Robert Lue - Professor of Molecular and Cellular Biology at Harvard University and the Richard L. Menschel Faculty Director of the Derek Bok Center for Teaching and Learning. Dr. Lue has a longstanding commitment to interdisciplinary teaching and research, and chaired the faculty committee that developed the first integratedscience foundation in the country to serve science majors as well as pre-medical students.
Melissa Michael - Director for Core Curriculum and Assistant Director for Undergraduate Instruction for the School of Molecular and Cellular Biology at the University of Illinois at Urbana-Champaign. A cell biologist, she primarily focuses on the continuing development of the School’s undergraduate curricula.
Andrew Berry - Lecturer in the Department of Organismic and Evolutionary Biology and an undergraduate advisor in the Life Sciences at Harvard University. With research interests in evolutionary biology and history of science, he teaches courses that either focus on one of the areas or combine the two.
Andrew Biewener - Charles P. Lyman Professor of Biology in the Department of Organismic and Evolutionary Biology at Harvard University and Director of the Concord Field Station. He teaches both introductory and advanced courses in anatomy, physiology, and biomechanics.
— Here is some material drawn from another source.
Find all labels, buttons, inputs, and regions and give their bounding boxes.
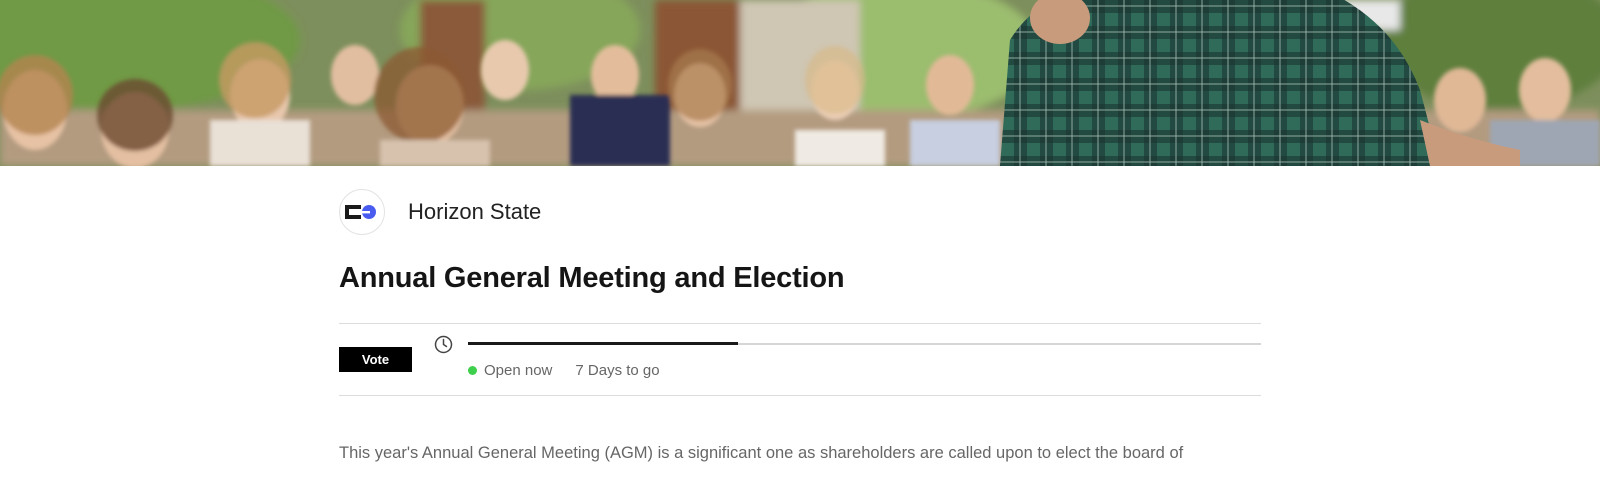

Brian D. Farrell - Director of the David Rockefeller Center for Latin American Studies and Professor of Organismic and Evolutionary Biology and Curator in Entomology at the Museum of Comparative Zoology at Harvard University. He is an authority on coevolution between insects and plants and a specialist on the biology of beetles.
N. Michele Holbrook - Charles Bullard Professor of Forestry in the Department of Organismic and Evolutionary Biology at Harvard University. She teaches an introductory course on biodiversity as well as advanced courses in plant biology.